Scaling up often trips labs up when reagents change from milligram to mole scale. In my years of process development, I found that familiarizing teams with the handling quirks of brominated pyridazines early prevents costly surprises down the road. Planning quick analytical “spot checks” by TLC or LC-MS after each key step, rather than late purification cliffs, keeps each campaign moving. Investing in basic solvent screens and solubility assays for this scaffold smooths purification, especially for less experienced team members. Integrating feedback from operators ensures safe, reliable handling even under time pressure.
The story of 6-Bromo-3-Pyridazine Alcohol isn’t just technical. It frames how the advanced building blocks market evolves with researcher demand. Easy access to this compound enables startups and academic groups to compete more directly with larger players—intellectual property no longer hinges solely on who can custom-synthesize a tricky scaffold. There’s a leveling of the field, and with it, more competition and creativity. New therapies for unmet medical needs often spring from non-classical heterocycles, bypassing over-studied motifs and crowded regulatory spaces.
For policymakers and procurement staff, availability of such specialty chemicals ties into issues of national supply chain security. The pandemic revealed how fragile raw material supply can stall life-saving research. Knowing specialty compounds can be sourced reliably translates directly into more agile responses in crisis. For educators, it means undergrads and grads can experience cutting-edge synthesis without settling for century-old models.
Progress in chemistry grows from both the basics—solid glassware, simple tests—and from the unique, hard-to-access reagents that push the envelope of discovery. From my experience, the march from small library generation to real-world drug candidates or next-gen materials rarely follows a template. Every shortcut granted by a reliable building block returns as time, ideas, or savings down the line. 6-Bromo-3-Pyridazine Alcohol stands as an example: rarely available just a decade ago, now a bis-functional heterocycle that can go toe-to-toe with standard motifs, setting the stage for the next wave of clever, purpose–driven synthesis.

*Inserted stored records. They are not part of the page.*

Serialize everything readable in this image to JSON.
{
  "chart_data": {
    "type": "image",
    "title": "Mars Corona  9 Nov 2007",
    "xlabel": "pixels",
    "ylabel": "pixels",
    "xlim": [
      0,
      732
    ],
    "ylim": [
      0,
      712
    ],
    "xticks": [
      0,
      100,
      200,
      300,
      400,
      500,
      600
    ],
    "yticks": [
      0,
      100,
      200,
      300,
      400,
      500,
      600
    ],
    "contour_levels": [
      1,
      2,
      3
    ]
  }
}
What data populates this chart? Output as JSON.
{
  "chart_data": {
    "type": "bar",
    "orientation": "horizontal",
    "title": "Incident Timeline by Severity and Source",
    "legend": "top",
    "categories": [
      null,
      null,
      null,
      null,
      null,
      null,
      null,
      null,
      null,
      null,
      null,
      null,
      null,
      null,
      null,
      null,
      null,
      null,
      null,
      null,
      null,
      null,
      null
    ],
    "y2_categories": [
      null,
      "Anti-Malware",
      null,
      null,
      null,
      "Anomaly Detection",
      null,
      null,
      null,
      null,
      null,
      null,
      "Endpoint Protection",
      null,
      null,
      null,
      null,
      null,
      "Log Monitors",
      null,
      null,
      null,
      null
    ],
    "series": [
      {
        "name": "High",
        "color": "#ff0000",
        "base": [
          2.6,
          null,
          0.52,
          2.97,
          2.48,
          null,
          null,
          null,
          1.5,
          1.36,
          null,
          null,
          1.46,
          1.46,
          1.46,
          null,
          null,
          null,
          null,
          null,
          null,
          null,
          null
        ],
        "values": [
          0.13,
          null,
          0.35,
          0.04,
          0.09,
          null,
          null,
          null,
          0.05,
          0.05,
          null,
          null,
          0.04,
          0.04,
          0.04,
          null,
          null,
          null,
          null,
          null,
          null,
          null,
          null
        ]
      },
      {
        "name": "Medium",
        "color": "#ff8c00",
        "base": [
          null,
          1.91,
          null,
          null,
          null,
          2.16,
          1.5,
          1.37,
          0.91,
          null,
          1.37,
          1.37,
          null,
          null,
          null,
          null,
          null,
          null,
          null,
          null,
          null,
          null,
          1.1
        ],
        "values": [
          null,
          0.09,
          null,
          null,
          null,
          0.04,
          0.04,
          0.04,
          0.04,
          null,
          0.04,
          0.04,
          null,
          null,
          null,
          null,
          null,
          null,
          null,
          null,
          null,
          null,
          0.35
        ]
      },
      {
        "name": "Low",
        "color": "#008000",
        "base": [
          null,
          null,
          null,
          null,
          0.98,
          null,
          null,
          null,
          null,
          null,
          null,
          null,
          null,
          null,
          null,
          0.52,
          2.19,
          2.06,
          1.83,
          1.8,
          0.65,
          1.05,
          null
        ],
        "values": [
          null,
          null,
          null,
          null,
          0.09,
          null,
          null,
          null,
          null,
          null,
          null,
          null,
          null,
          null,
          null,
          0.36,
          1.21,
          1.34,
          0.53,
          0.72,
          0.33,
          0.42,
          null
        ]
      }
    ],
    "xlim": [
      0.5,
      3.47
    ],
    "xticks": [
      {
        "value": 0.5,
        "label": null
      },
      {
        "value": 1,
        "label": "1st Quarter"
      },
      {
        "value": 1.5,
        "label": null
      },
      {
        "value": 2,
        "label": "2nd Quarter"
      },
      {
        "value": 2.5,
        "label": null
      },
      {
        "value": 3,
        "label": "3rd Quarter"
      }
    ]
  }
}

Chemical innovation runs on the constant search for fresh scaffolds and smarter reactivity. With wider distribution of diverse building blocks—like 6-Bromo-3-Pyridazine Alcohol—chefs of the molecular world write new menus every year. Whether synthesizing new protein inhibitors, testing optoelectronic blends, or forging polymers with previously impossible combinations, the story always circles back to starting materials. I have learned across many projects that the “right” intermediate isn’t simply the one that works, but the one that invites creative solutions. This molecule doesn’t just check boxes in a catalog; it invites researchers to reach further, design bolder, and claim ownership over the next chapter in organic synthesis.
So as the frontiers of drug design, materials engineering, and chemical biology nudge upward, the value of compounds such as 6-Bromo-3-Pyridazine Alcohol only stands to grow. In the big picture, chemistry keeps moving forward thanks to incremental, smart advances—sometimes as small as a single, carefully placed alcohol or a strategic halogen on an underutilized ring. In my book, those details add up, turning the routine into the remarkable, and letting new science break through old boundaries.